1. die mitarbeiter sollen sich nicht extra anmelden! der windows-anmeldename soll bereits da zur verfügung stehen.
    den mitarbeiter-anmeldenamen muss ich einfach ausgeben oder auf den namen zugreifen können. also keine       anmelde funktion

2. IE oder firefox, ist eigentlich egal...., die meisten, wenn nicht alle nützen den IE!

3. na ja, eigenltich dachte ich den windows´-anmeldenamen an den request zu hängen, oder ist das keine gute lösung??? ich meine das ist nur ein einfaches intranet.

4. jaas ist bestimmt eine gute lösung, brauche ich da aber nicht eine eigene domäne um mit ldap zu arbeiten???
sorry, jaas ist mir momentan bissi zu aufwendig, hab wirklich keine zeit mich damit jetzt auseinander zu setzen, musss so bald wie möglich fertig werden. 
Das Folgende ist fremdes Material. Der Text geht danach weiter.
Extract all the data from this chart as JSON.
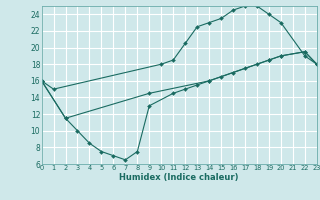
{
  "xlabel": "Humidex (Indice chaleur)",
  "bg_color": "#cfe8ea",
  "grid_color": "#ffffff",
  "line_color": "#1a6b61",
  "xmin": 0,
  "xmax": 23,
  "ymin": 6,
  "ymax": 25,
  "yticks": [
    6,
    8,
    10,
    12,
    14,
    16,
    18,
    20,
    22,
    24
  ],
  "xticks": [
    0,
    1,
    2,
    3,
    4,
    5,
    6,
    7,
    8,
    9,
    10,
    11,
    12,
    13,
    14,
    15,
    16,
    17,
    18,
    19,
    20,
    21,
    22,
    23
  ],
  "curve1_x": [
    0,
    1,
    10,
    11,
    12,
    13,
    14,
    15,
    16,
    17,
    18,
    19,
    20,
    22,
    23
  ],
  "curve1_y": [
    16,
    15,
    18,
    18.5,
    20.5,
    22.5,
    23,
    23.5,
    24.5,
    25,
    25,
    24,
    23,
    19,
    18
  ],
  "curve2_x": [
    0,
    2,
    3,
    4,
    5,
    6,
    7,
    8,
    9,
    11,
    12,
    13,
    14,
    15,
    16,
    17,
    18,
    19,
    20,
    22,
    23
  ],
  "curve2_y": [
    16,
    11.5,
    10,
    8.5,
    7.5,
    7,
    6.5,
    7.5,
    13,
    14.5,
    15,
    15.5,
    16,
    16.5,
    17,
    17.5,
    18,
    18.5,
    19,
    19.5,
    18
  ],
  "curve3_x": [
    0,
    2,
    9,
    14,
    19,
    20,
    22,
    23
  ],
  "curve3_y": [
    16,
    11.5,
    14.5,
    16,
    18.5,
    19,
    19.5,
    18
  ]
}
wenn du mal ne gute möglichkeit hast oder vielleicht ein beispiel mit JAAS - alles ist herzlich willkommen und wie gesagt, für jeden tipp bin ich SUPER - DANKBAR...

gruß thomas!


----------



## Bleiglanz (15. Nov 2004)

> 2. IE oder firefox, ist eigentlich egal...., die meisten, wenn nicht alle nützen den IE!


ist es nicht, der IE ist deine einzige Chance, an irgendwelche Windows informationen ranzukommen (er "soll ja irgenwie" die Windows-Logindaten mitschicken)
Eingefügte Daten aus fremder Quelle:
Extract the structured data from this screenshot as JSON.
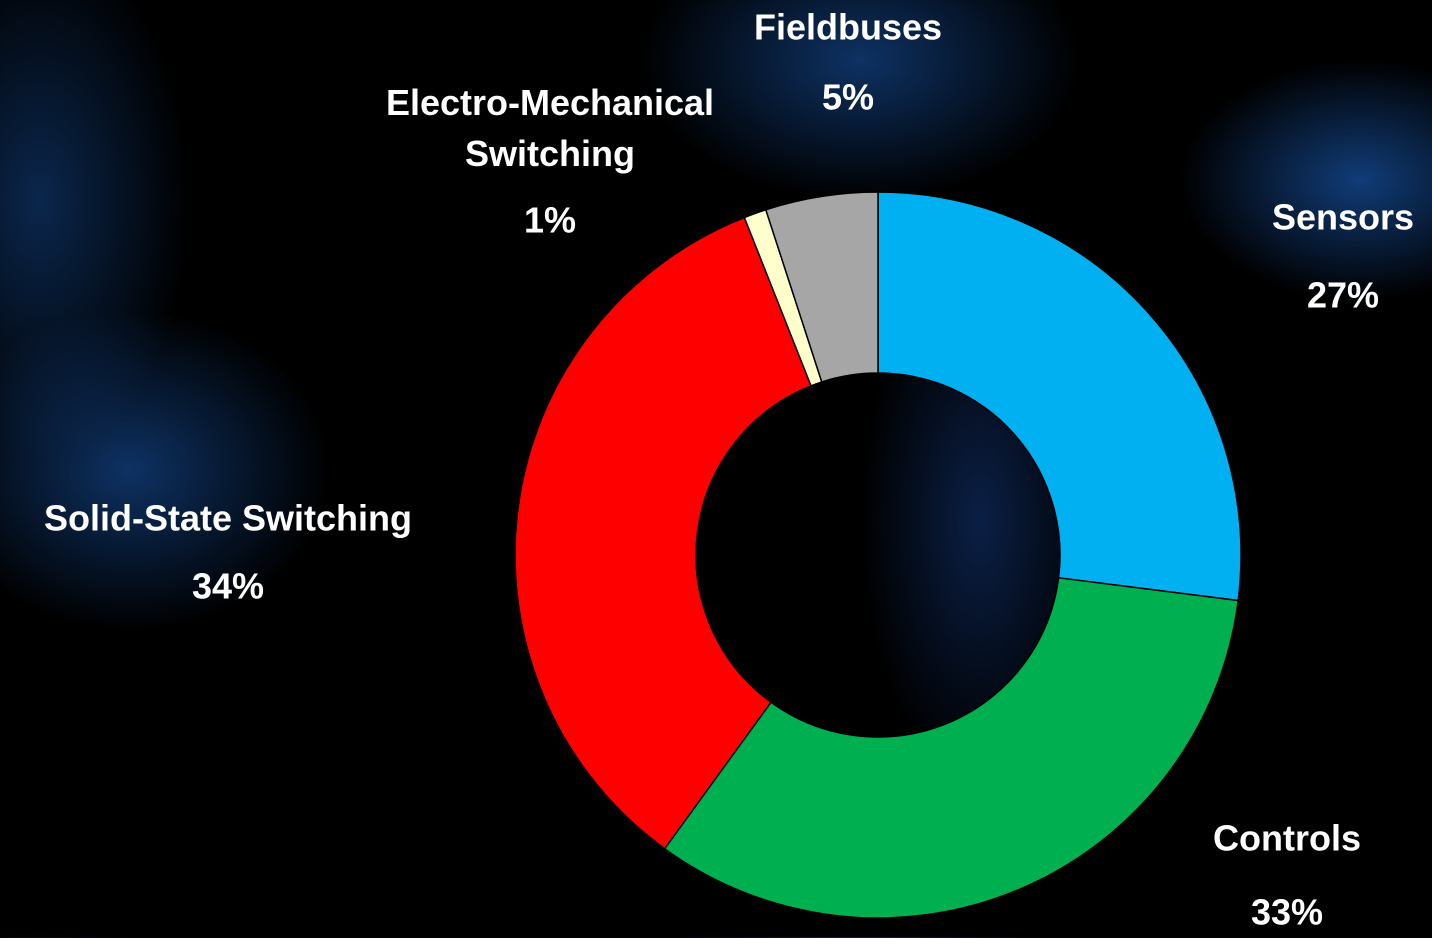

> 3. na ja, eigenltich dachte ich den windows´-anmeldenamen an den request zu hängen, oder ist das keine gute lösung??? ich meine das ist nur ein einfaches intranet.


wie soll das gehen, woher soll der Browser den wissen;  mit javascript??? kannst du so nicht lösen


> 4. jaas ist bestimmt eine gute lösung, brauche ich da aber nicht eine eigene domäne um mit ldap zu arbeiten???


ja, was willst du denn auch sonst mit dem Login-Namen anfangen?

mein Tipp:
vergiss das ganze in dieser Form, verwende entweder 

einen Tomcat-Realm [kopier die ganzen Daten] und user müssen sich erneut anmelden

oder 

arbeite mit der Client IP um die User zu authentifizieren [wenn kein DHCP verwendet wird]



> ich meine das ist nur ein einfaches intranet


davon weiss weder der tomcat noch ein browser was....


----------



## thomas77 (16. Nov 2004)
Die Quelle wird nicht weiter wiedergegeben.